Gravadora: YB Music
Data de Lançamento: 27 de agosto de 2014
A transgressão musical está para Romulo Fróes como a melancolia está para Nelson Cavaquinho.
Barulho Feio é o disco em que tal substantivo impõe-se como capitular. De estrutura difusa, trata a MPB com ranhura tão imponente, que deixaria qualquer uma dessas novas cantoras que insistem em exaltá-la com olhares tórridos. Ou deprimidas.
O compositor paulista não é dado a belezas, mesmo em um disco como Um Labirinto em Cada Pé (um dos melhores de 2011), cuja soberba musicalidade servia como atrativo às composições assertivas.
Esse atrativo é deliberadamente negado ao ouvinte em Barulho Feio. Porque o barulho não é tão presente assim.
Fortemente calcado na poesia, a sonoridade soa secundária. Por mais que contemplemos guitarras em fuzz, solos curtos de sax e contrabaixo em linhas tortas, tais sons aparecem ao fundo de uma cortina de fumaça, como se formasse o caos lá fora. É uma obra quase spoken-word, retrato de uma visão particularmente incômoda de quem enxerga o mundo contrapondo os maniqueísmos belo e feio.
Nessa era em que a música praticamente se sustenta pela internet (“nossa igreja e a diversidade, nossa praia”, comparou Romulo em entrevista ao jornal Folha de S. Paulo), Barulho Feio é um disco com mais tendência a ser ignorado que elogiado. Não que o mundo seja assim tão injusto; o incômodo ao ouvinte significa a eficácia do trabalho, o que nos leva a questionar tantos elogios infundados à obra.
Para ser interpretado à baixa luz ou contemplado no breu, Barulho Feio não peca pela inacessibilidade; é a forma com que Romulo interpõe suas músicas que forma o elo perdido do álbum.
Barulho Feio é um disco cinza, que nasce cinza e morre cinza. Porque, por mais que saibamos estar diante de um dos mais admirados compositores de nossa geração, o contemplamos recitar as faixas com demasiada e desnecessária monotonia.
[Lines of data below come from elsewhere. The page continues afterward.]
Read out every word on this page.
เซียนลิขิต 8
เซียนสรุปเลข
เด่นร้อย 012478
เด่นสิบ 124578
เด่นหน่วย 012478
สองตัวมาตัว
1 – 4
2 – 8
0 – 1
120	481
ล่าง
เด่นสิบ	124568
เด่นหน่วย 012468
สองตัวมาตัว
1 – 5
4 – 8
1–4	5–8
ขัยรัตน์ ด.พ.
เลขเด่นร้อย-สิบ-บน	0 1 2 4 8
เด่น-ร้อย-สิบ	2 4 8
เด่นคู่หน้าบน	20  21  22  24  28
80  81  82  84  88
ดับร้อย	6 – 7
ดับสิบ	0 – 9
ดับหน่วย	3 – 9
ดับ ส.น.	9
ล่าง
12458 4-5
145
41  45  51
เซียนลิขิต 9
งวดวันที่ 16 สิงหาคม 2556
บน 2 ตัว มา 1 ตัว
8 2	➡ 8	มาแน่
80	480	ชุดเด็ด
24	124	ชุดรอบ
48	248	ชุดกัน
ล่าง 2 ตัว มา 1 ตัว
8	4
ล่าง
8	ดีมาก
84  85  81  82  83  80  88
“Ó” é construída num acústico crescendo, mas soa rebarbativa com as repetições da expressão ‘ódio novo’. Como se acumulássemos ódio com tanta facilidade assim…
“Peixinho Triste” deveria ser um solstício de rara beleza no âmbito do álbum. Transforma-se numa espécie de tragédia, perfeitamente catalisada pelo violão lúgubre e pelo baixo thriller de Marcelo Cabral.
“Cadê” forma a experiência mais sensorial daqui. Parece composição de quem acabou de ficar cego.
Portanto, o barulho explicitado no disco nada mais é que a apreensão diante do desconhecido.
Um dos principais acertos de Romulo foi incluir o silêncio como parte desse feio, que pouco convence o ouvinte – salvo em momentos como “Espera”, admirável dueto com Juçara Marçal com fluência para despontar como uma de suas melhores composições.
Pelo uso incôndito de acordes num conceito baixinho como a bossa nova, ainda que a desfigure quase por completo (principalmente em “Não Há, Mas Derruba” e “Se Você Me Quiser”), Barulho Feio não é erro, nem acerto, nem beleza, nem feiura. Simplesmente passageiro, como os ruídos duma metrópole cujo ritmo industrial nada mais é que o ponteiro do relógio.